A Scottish survivor
The tank version of the British Railways Standard Class 4 (see 75078), 80002 is another engine that escaped the cutters torch by the skin of its teeth, purchased directly from British Railways in 1969.
17 years with British Railways, 3 times longer with the KWVR
Completed in 1952, 80002 worked its entire life in Scotland but was reprieved from the scrap man because it was retained as a carriage heating boiler.
Although complete, 80002 was in a poor state and after a number of overhauls and major work, has been set aside for display since 2013 with limited prospect of a return to service in the near future.
Built: 1952 Derby
Boiler Pressure: 225 psi
Tractive Effort: 25,520 lbf
Weight 86.65 tons
Valve Gear: Walschaerts
Cylinders: 18″x28″ Outside
Numbers carried during working career: 80002
The Standard Class 4MT 2-6-4T is a direct descendant of the designs of the LMS, following a long line of similar locomotives by respective LMS Chief Mechanical Engineers, Fowler, Stanier and Fairburn. This design was a more refined version produced by R.A. Riddles and his team. It featured curved side tanks instead of flat sides and nominally held the same water and coal capacity as the previous designs. The class was introduced in 1951 with the first 10 being built at the Derby Workshops with the majority of the class being produced at Brighton. On completion in October 1952, No. 80002 was sent straight to Scotland.

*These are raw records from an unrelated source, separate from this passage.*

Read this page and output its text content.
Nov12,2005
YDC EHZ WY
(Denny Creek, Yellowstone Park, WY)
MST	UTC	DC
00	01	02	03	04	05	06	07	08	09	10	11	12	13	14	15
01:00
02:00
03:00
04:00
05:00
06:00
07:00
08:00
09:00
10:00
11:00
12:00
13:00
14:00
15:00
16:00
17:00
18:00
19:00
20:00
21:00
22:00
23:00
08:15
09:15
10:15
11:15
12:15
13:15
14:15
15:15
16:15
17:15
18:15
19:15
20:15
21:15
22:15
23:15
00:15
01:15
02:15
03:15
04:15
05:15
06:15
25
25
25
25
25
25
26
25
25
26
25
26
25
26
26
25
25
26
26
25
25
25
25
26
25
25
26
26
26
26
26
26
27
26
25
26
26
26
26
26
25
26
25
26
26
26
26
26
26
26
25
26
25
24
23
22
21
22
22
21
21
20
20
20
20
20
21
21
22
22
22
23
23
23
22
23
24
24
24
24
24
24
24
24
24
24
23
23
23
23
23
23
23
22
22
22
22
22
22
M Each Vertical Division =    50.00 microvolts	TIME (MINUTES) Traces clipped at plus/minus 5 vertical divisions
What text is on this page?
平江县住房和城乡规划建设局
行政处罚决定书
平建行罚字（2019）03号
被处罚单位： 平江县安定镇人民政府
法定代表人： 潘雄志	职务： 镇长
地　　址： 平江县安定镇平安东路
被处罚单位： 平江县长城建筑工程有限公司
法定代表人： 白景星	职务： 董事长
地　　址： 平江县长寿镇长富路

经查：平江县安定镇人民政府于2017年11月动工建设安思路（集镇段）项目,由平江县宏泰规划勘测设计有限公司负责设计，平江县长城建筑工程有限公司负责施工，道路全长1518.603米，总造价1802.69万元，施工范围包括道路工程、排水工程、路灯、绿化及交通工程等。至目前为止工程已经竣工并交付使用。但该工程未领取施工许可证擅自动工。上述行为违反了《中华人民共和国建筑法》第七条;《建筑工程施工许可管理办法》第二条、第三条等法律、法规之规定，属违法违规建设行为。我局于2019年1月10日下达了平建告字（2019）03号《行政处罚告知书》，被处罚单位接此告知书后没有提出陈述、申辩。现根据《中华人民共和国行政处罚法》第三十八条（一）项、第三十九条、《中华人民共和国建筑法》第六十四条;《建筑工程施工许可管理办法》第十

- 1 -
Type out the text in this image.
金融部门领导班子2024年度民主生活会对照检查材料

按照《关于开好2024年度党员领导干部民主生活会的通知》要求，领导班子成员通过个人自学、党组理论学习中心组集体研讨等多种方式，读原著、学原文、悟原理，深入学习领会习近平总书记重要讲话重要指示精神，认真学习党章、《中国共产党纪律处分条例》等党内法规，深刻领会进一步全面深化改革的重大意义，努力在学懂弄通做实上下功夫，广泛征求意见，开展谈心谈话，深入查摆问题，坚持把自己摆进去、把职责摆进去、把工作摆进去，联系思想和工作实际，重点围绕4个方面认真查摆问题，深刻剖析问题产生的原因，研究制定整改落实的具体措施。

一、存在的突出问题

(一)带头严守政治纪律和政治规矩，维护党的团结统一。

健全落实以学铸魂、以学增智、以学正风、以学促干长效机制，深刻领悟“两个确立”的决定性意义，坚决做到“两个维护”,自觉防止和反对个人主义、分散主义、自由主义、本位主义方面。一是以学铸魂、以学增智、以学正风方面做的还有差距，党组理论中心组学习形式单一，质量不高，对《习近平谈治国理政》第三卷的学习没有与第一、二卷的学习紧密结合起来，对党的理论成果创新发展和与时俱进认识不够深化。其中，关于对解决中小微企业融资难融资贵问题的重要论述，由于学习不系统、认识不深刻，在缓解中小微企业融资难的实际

The engine was initially allocated to Motherwell but within a month transferred to Polmadie (Glasgow) where it stayed for 10 years. In June 1962 it was then transferred to Beattock on the West Coast mainline where it was a regular performer on banking heavy trains over Beattock summit. After 2 years of pushing trains over the summit, 80002 returned to Glasgow (Polmadie shed) in May 1964, from where it was withdrawn from service in November 1967. Happily, it avoided being sold to a scrap merchant on withdrawal, being retained instead by British Railways as a carriage-heating boiler at Cowlairs (Glasgow).
A shortened career on the KWVR
Carriage heating duties over, 80002 was laid aside to await the cutters torch but salvation came when the engine was purchased for preservation by the KWVR in 1969 and was towed to Keighley in May of the same year. On arrival, however, it was found to be in little better condition than that of one from a scrap yard and before it could enter service on the Worth Valley it required all of the small boiler tubes to be replaced. Over the years the engine has required major work to enable it to keep running. This has included the fitting of a new inner firebox made of steel rather than the originally designed copper.
It has a cut-out on the left-hand side cab sheet, which was for the fitting of a tablet catcher of the type used on remote single-line routes in Scotland. This is the only Standard Class 4MT tank to have survived into preservation with this feature. Although the engine’s relatively large driving wheels can result in wheel-slip when departing Keighley on a wet rail, it has proved more than capable of handling our heaviest trains.
The locomotive was finally withdrawn in 2013 and, although assessed for restoration, the high costs make restoration, for now at least, prohibitive. Currently, 80002 resides at Oxenhope on static public view.